Opção criativa

Leila Silveira e Délcio Fortes
19/01/2019 às 06:16.
Atualizado em 05/09/2021 às 16:07

Reza a lenda egípcia que a psicostasia ou julgamento dos mortos ocorre sob a forma do Tribunal de Osiris, cujo ápice é a pesagem do coração do recém-finado em uma balança. Se o coração pesar mais que uma pluma o morto é condenado, impedido de seguir viajem rumo ao almejado paraíso e em seguida entregue a um monstro que o devora. A crença estimulava os cidadãos egípcios a praticarem boas obras e a desenvolver as virtudes do espírito, ou seja, quanto mais leve fossem as almas, maior chance teriam de experimentar a grande jornada e, quem sabe, chegar até ao paraíso. Creio que nos dias atuais, pouquíssimas pessoas passariam por este teste post-mortem...

A cada dia que passa somos levados a um tipo de vida voltada para a competitividade, realização material, acumulação de bens, exercício da intolerância, egoísmo, inveja, indiferença, violência e estresse.

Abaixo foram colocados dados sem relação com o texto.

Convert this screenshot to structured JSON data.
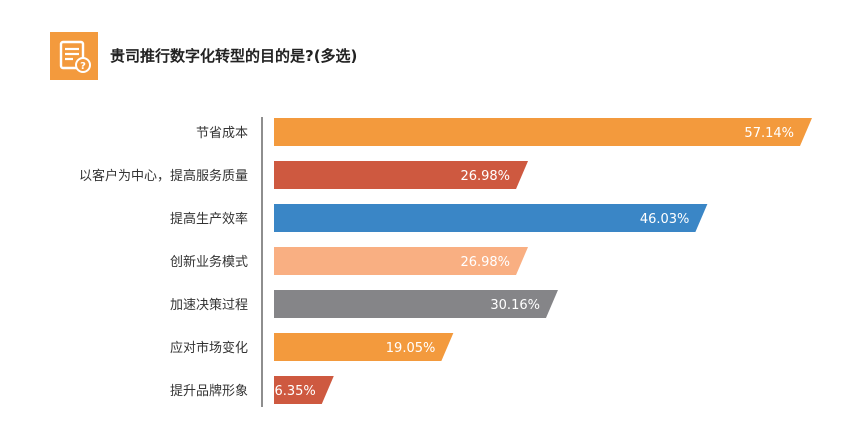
{
  "header": {
    "icon": "document-question-icon",
    "title": "贵司推行数字化转型的目的是?(多选)"
  },
  "chart_data": {
    "type": "bar",
    "orientation": "horizontal",
    "title": "贵司推行数字化转型的目的是?(多选)",
    "xlabel": "",
    "ylabel": "",
    "categories": [
      "节省成本",
      "以客户为中心，提高服务质量",
      "提高生产效率",
      "创新业务模式",
      "加速决策过程",
      "应对市场变化",
      "提升品牌形象"
    ],
    "values": [
      57.14,
      26.98,
      46.03,
      26.98,
      30.16,
      19.05,
      6.35
    ],
    "value_labels": [
      "57.14%",
      "26.98%",
      "46.03%",
      "26.98%",
      "30.16%",
      "19.05%",
      "6.35%"
    ],
    "colors": [
      "#F39A3D",
      "#CE5940",
      "#3A86C6",
      "#F9AF82",
      "#858588",
      "#F39A3D",
      "#CE5940"
    ],
    "xlim": [
      0,
      57.14
    ],
    "grid": false,
    "legend": "none"
  }
}
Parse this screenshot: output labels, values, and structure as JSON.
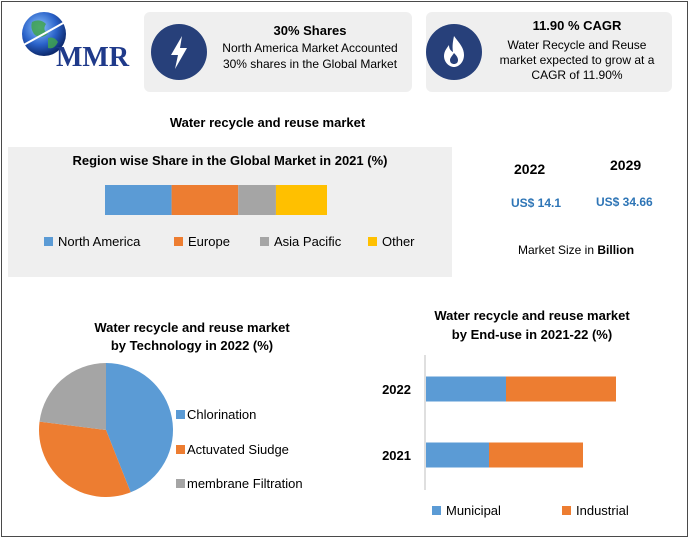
{
  "logo": {
    "text": "MMR"
  },
  "card1": {
    "icon": "lightning-icon",
    "title": "30% Shares",
    "line1": "North America Market Accounted",
    "line2": "30% shares in the Global Market"
  },
  "card2": {
    "icon": "flame-icon",
    "title": "11.90 % CAGR",
    "line1": "Water Recycle and Reuse",
    "line2": "market expected to grow at a",
    "line3": "CAGR of 11.90%"
  },
  "main_title": "Water recycle and reuse market",
  "market_size": {
    "year1": "2022",
    "year2": "2029",
    "value1": "US$ 14.1",
    "value2": "US$ 34.66",
    "caption_prefix": "Market Size in ",
    "caption_bold": "Billion"
  },
  "colors": {
    "blue": "#5b9bd5",
    "orange": "#ed7d31",
    "gray": "#a5a5a5",
    "yellow": "#ffc000",
    "navy": "#27407a",
    "value_blue": "#2e75b6"
  },
  "chart_data": [
    {
      "type": "bar",
      "orientation": "horizontal-stacked-100",
      "title": "Region wise Share in the Global Market in 2021 (%)",
      "series": [
        {
          "name": "North America",
          "values": [
            30
          ]
        },
        {
          "name": "Europe",
          "values": [
            30
          ]
        },
        {
          "name": "Asia Pacific",
          "values": [
            17
          ]
        },
        {
          "name": "Other",
          "values": [
            23
          ]
        }
      ],
      "legend": "bottom"
    },
    {
      "type": "pie",
      "title_line1": "Water recycle and reuse market",
      "title_line2": "by Technology in 2022 (%)",
      "labels": [
        "Chlorination",
        "Actuvated Siudge",
        "membrane Filtration"
      ],
      "values": [
        44,
        33,
        23
      ],
      "legend": "right"
    },
    {
      "type": "bar",
      "orientation": "horizontal-stacked",
      "title_line1": "Water recycle and reuse market",
      "title_line2": "by End-use in 2021-22 (%)",
      "categories": [
        "2022",
        "2021"
      ],
      "series": [
        {
          "name": "Municipal",
          "values": [
            80,
            63
          ]
        },
        {
          "name": "Industrial",
          "values": [
            110,
            94
          ]
        }
      ],
      "legend": "bottom"
    }
  ]
}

Nossos corações estão sobrecarregados com tantas preocupações imediatistas, tantas atividades rotineiras e cansativas que perdemos a capacidade de nos sensibilizar, de nos acariciar, de nos livrar das tralhas que amealhamos nas lutas diárias...

Relações conflitantes, contas a pagar, metas ambiciosas, desejos reprimidos, sonhos extravagantes, hábitos consumistas, dietas intoxicantes, paixões desmedidas, pressa excessiva, ritmo feroz, trânsito caótico, diálogos truncados, interesses contrariados, carreiras ameaçadas, convivências destrutivas, abafadas e mal resolvidas pelo antidepressivo nosso de cada dia, pela dose extra no final da noite, pela insônia recorrente, pela gastrite persistente, pelo sexo desenfreado, pela ditadura do espelho, pelo saldo bancário, pela busca incansável do corpo idealizado. Nos dias de hoje ninguém escapa das garras desse roteiro maluco, mas há os que o ajudam a se tornar mais pesado ainda.

Existem pessoas especialistas em deixar a existência mais onerosa, a personalidade mais carregada, os remédios mais tarja- preta, as angústias mais nebulosas, copo de fel mais transbordante, impaciência mais afiada, postura mais agressiva e humor mais negro.


Sabemos que a vida de ninguém é um mar de rosas, nem que devamos brincar de Polianas da ingenuidade, mas um pouco mais de gentileza, de alegria, de solidariedade, de otimismo, de delicadeza, de empatia torna nossas dificuldades mais palatáveis, nossos desafios mais amenos, nossos relacionamentos mais agradáveis, nossa esperança mais radiante, nossa presença mais influente e agregadora. Ter ânimo afasta lamúrias e lamentações que envenenam o cérebro e sabotam nosso progresso.

Ter leveza afugenta o baixo astral, melhora a autoestima, espantando nossa tendência suicida de dramatizar a vida, de valorizar os obstáculos, de dar tons muito fortes às emoções negativas, fruto de nossos pensamentos equivocados, alimentados pelo medo, pela superstição e ansiedade.

Da mesma forma que aprendemos a ser deprimidos, amargos, tensos, rudes e atordoados, podemos aprender também a tirar nossas velhas mochilas das costas, a tirar o peso de nossos ombros, as dores de nossa cabeça, o chumbo de nossos pés, eliminando gorduras mentais, excessos comportamentais, volúpia tecnológica, drogas sociais, esquizofrenia urbana, medo de assalto, de estranhos, de abusos, de beligerância, de solidão... Afinal ser leve é opção criativa, desafio existencial, um estilo corajoso de viver!